A Pay-After-You-Go Plan
So what is the solution? The federal government could create a social insurance program like Medicare that covered long-term care, but frankly, its record in managing Medicare, Social Security and other social insurance programs does not inspire confidence. Any taxes collected for the purpose of pre-funding future long-term care costs would likely wind up going to defray the current cost of government, as has happened with all the so-called assets of the Medicare and Social Security trust funds.
The only real solution is for middle-class and wealthy people to take responsibility for their own future long-term care needs by purchasing private long-term care insurance. And the only way this will ever happen on a sufficiently large scale is if government sends a very clear signal that Medicaid will not pick up your nursing-home bills unless you are truly needy.
This could be done without imposing undue hardships on Medicaid beneficiaries. For example, the state could implement a kind of "pay-after-you-go" plan. Medicaid beneficiaries could continue to hold on to the types of assets that are currently exempt from Medicaid's means test, such as homestead property and annuities.
In fact, spend-down requirements for currently non-exempt assets such as bank accounts could be greatly liberalized. But the state would place liens on these assets which it would exercise after the beneficiaries' death to recover the value of their Medicaid benefits. In this way, Medicaid nursing-home benefits would essentially become loans, not grants. Medicaid patients could have the psychic satisfaction of not having to spend down their assets during their waning years, but the taxpayers would not be responsible for indemnifying their heirs.

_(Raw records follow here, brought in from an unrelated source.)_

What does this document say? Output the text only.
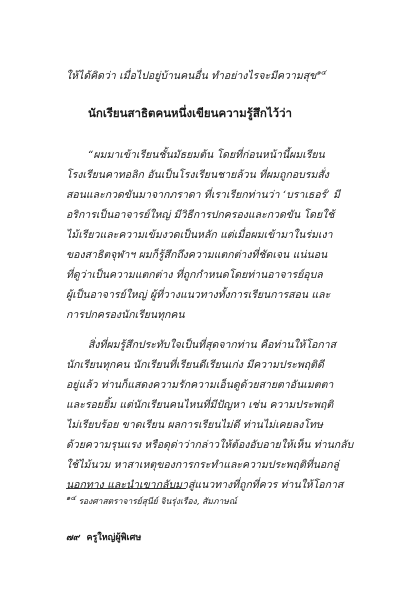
ให้ได้คิดว่า เมื่อไปอยู่บ้านคนอื่น ทำอย่างไรจะมีความสุข$^{๑๔}$
นักเรียนสาธิตคนหนึ่งเขียนความรู้สึกไว้ว่า
“ผมมาเข้าเรียนชั้นมัธยมต้น โดยที่ก่อนหน้านี้ผมเรียน
โรงเรียนคาทอลิก อันเป็นโรงเรียนชายล้วน ที่ผมถูกอบรมสั่ง
สอนและกวดขันมาจากภราดา ที่เราเรียกท่านว่า ‘บราเธอร์’ มี
อริการเป็นอาจารย์ใหญ่ มีวิธีการปกครองและกวดขัน โดยใช้
ไม้เรียวและความเข้มงวดเป็นหลัก แต่เมื่อผมเข้ามาในร่มเงา
ของสาธิตจุฬาฯ ผมก็รู้สึกถึงความแตกต่างที่ชัดเจน แน่นอน
ที่ดูว่าเป็นความแตกต่าง ที่ถูกกำหนดโดยท่านอาจารย์อุบล
ผู้เป็นอาจารย์ใหญ่ ผู้ที่วางแนวทางทั้งการเรียนการสอน และ
การปกครองนักเรียนทุกคน
สิ่งที่ผมรู้สึกประทับใจเป็นที่สุดจากท่าน คือท่านให้โอกาส
นักเรียนทุกคน นักเรียนที่เรียนดีเรียนเก่ง มีความประพฤติดี
อยู่แล้ว ท่านก็แสดงความรักความเอ็นดูด้วยสายตาอันเมตตา
และรอยยิ้ม แต่นักเรียนคนไหนที่มีปัญหา เช่น ความประพฤติ
ไม่เรียบร้อย ขาดเรียน ผลการเรียนไม่ดี ท่านไม่เคยลงโทษ
ด้วยความรุนแรง หรือดุด่าว่ากล่าวให้ต้องอับอายให้เห็น ท่านกลับ
ใช้ไม้นวม หาสาเหตุของการกระทำและความประพฤติที่นอกลู่
นอกทาง และนำเขากลับมาสู่แนวทางที่ถูกที่ควร ท่านให้โอกาส
$^{๑๔}$ รองศาสตราจารย์สุนีย์ จินรุ่งเรือง, สัมภาษณ์
๗๙ ครูใหญ่ผู้พิเศษ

Florida already has a modest asset recovery in place, but for the most part it is concerned with recovering unreported windfalls received by Medicaid beneficiaries such as inheritances from siblings. The real challenge is to close the legal loopholes in Medicaid eligibility rules and then make sure the new law is enforced.
The refusal of Florida and other states to do this angers many Medicaid experts. Stephen A. Moses, director of research at LTC Inc. in Seattle, and author of a 1994 study on Medicaid asset transfers in Florida commissioned by the Agency for Health Care Administration, slams Florida officials for not having the courage to stand up to the elder-law bar and its clients. "I think they've been extremely irresponsible," says Moses. "They are still caught in the old way of doing things. Why take welfare money and keep giving it to wealthy people?" If, as now seems likely, Congress devolves full responsibility to the states for setting Medicaid eligibility rules, Florida will have a free hand in closing all the loopholes in current Medicaid law.
How much money would a "pay-after-you-go" plan for Medicaid save? No one knows for sure, but to the extent that such a policy encourages the middle class and wealthy to purchase private long-term care insurance rather than relying on government, the savings could be substantial, especially over time. State government could further discourage middle-class and wealthy dependence on Medicaid by mandating long-term care riders on private and public employee group health policies. This way, today's workers would begin to pre-pay their generation's huge future liability for long-term care. As even many elder-law attorney's themselves admit, the middle class cannot count on the government's continuing ability to deliver long-term care as an entitlement; in the end, the middle class and the wealthy must pay their own way.